Why void instead of await? Token issuance latency must remain below 100ms (per the QA performance gate). A PostgreSQL write adds 5–15ms. Since analytics data is aggregated (not transactional), losing an occasional event due to an error is acceptable. The response is never delayed for analytics.
Step 2 — AnalyticsService: UPSERT daily counter
File: src/services/AnalyticsService.ts
async recordEvent(tenantId: string, metricType: string): Promise<void> {
try {
await this.pool.query(
`INSERT INTO analytics_events (organization_id, date, metric_type, count)
VALUES ($1, CURRENT_DATE, $2, 1)
ON CONFLICT (organization_id, date, metric_type)
DO UPDATE SET count = analytics_events.count + 1`,
[tenantId, metricType],
);
} catch (err) {
console.error('[AnalyticsService] recordEvent failed — primary path unaffected', err);
}
}
The ON CONFLICT DO UPDATE upsert is atomic. Whether this is the first or the ten-thousandth token_issued event for this tenant today, the row is updated correctly. All errors are caught and swallowed — the token has already been returned to the caller.
Why one row per day per metric, not one row per event? Storing a row per event would create millions of rows. The daily aggregate model keeps the table compact while still providing daily trend data (the granularity that analytics dashboards need). Sub-day granularity is available from the Prometheus agentidp_tokens_issued_total counter if needed.

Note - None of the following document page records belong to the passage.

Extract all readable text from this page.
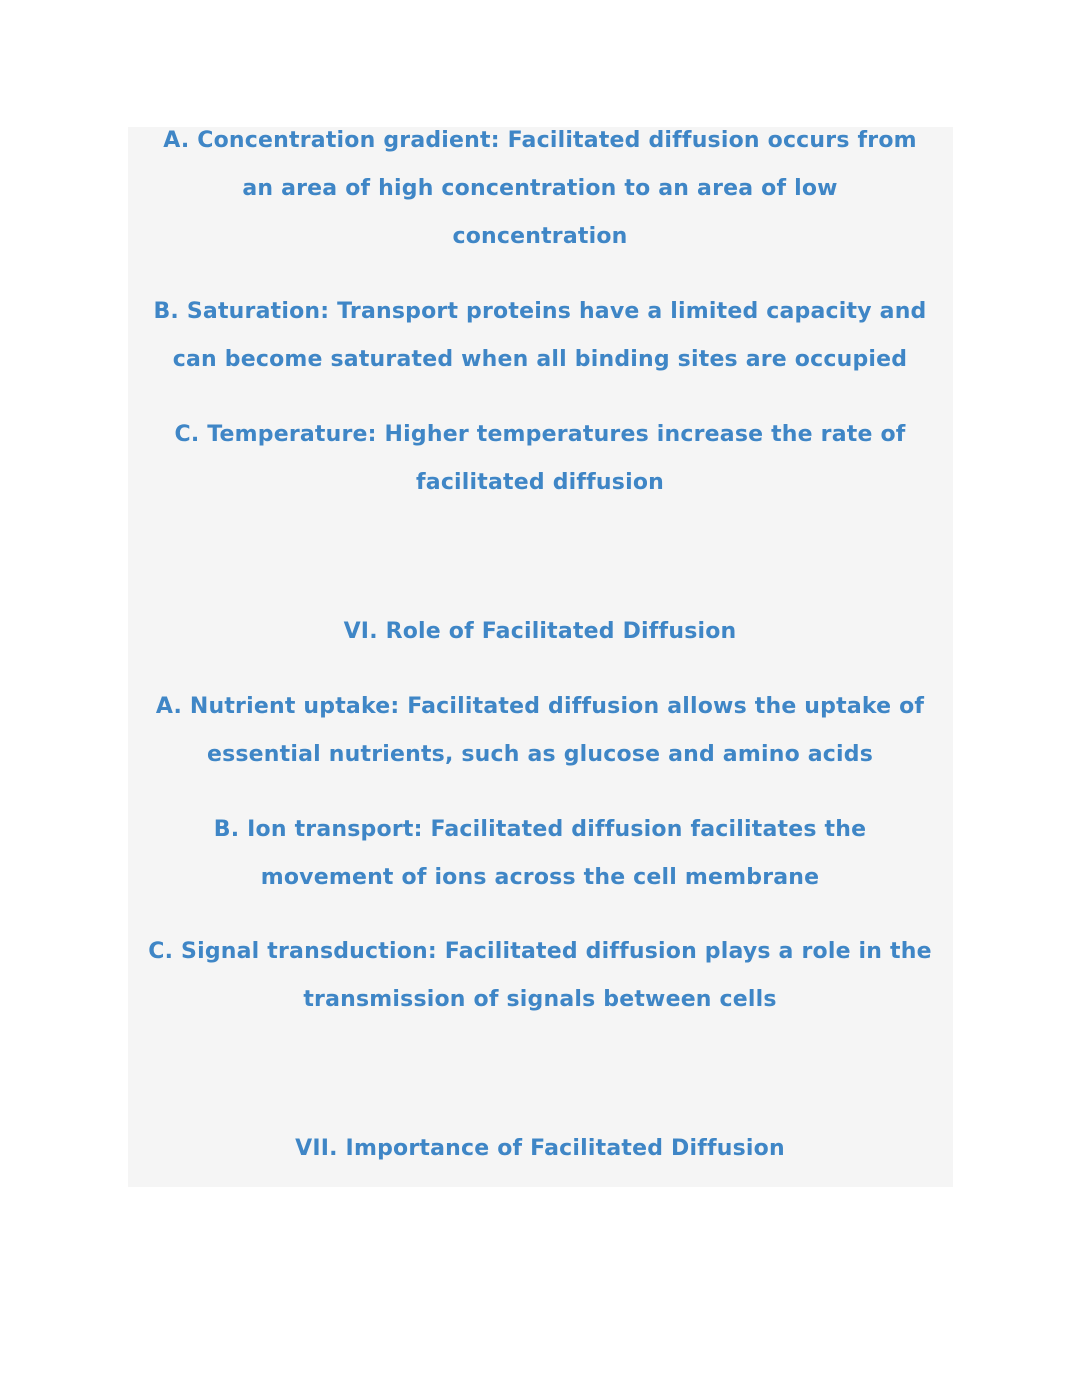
A. Concentration gradient: Facilitated diffusion occurs from
an area of high concentration to an area of low
concentration
B. Saturation: Transport proteins have a limited capacity and
can become saturated when all binding sites are occupied
C. Temperature: Higher temperatures increase the rate of
facilitated diffusion
VI. Role of Facilitated Diffusion
A. Nutrient uptake: Facilitated diffusion allows the uptake of
essential nutrients, such as glucose and amino acids
B. Ion transport: Facilitated diffusion facilitates the
movement of ions across the cell membrane
C. Signal transduction: Facilitated diffusion plays a role in the
transmission of signals between cells
VII. Importance of Facilitated Diffusion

Step 3 — Dashboard query (deferred)
When a developer visits the analytics page in the developer portal, the portal calls:
GET /api/v1/analytics/token-trend?days=30
File: src/services/AnalyticsService.ts — getTokenTrend(tenantId, 30)
SELECT
gs.date::DATE::TEXT AS date,
COALESCE(ae.count, 0)::INTEGER AS count
FROM generate_series(
CURRENT_DATE - 29 * INTERVAL '1 day',
CURRENT_DATE,
INTERVAL '1 day'
) AS gs(date)
LEFT JOIN analytics_events ae
ON ae.date = gs.date::DATE
AND ae.organization_id = $2
AND ae.metric_type = 'token_issued'
ORDER BY gs.date ASC
The generate_series + LEFT JOIN pattern ensures all 30 days appear in the result, with count: 0 for days with no events. This avoids the need for the client to fill in gaps.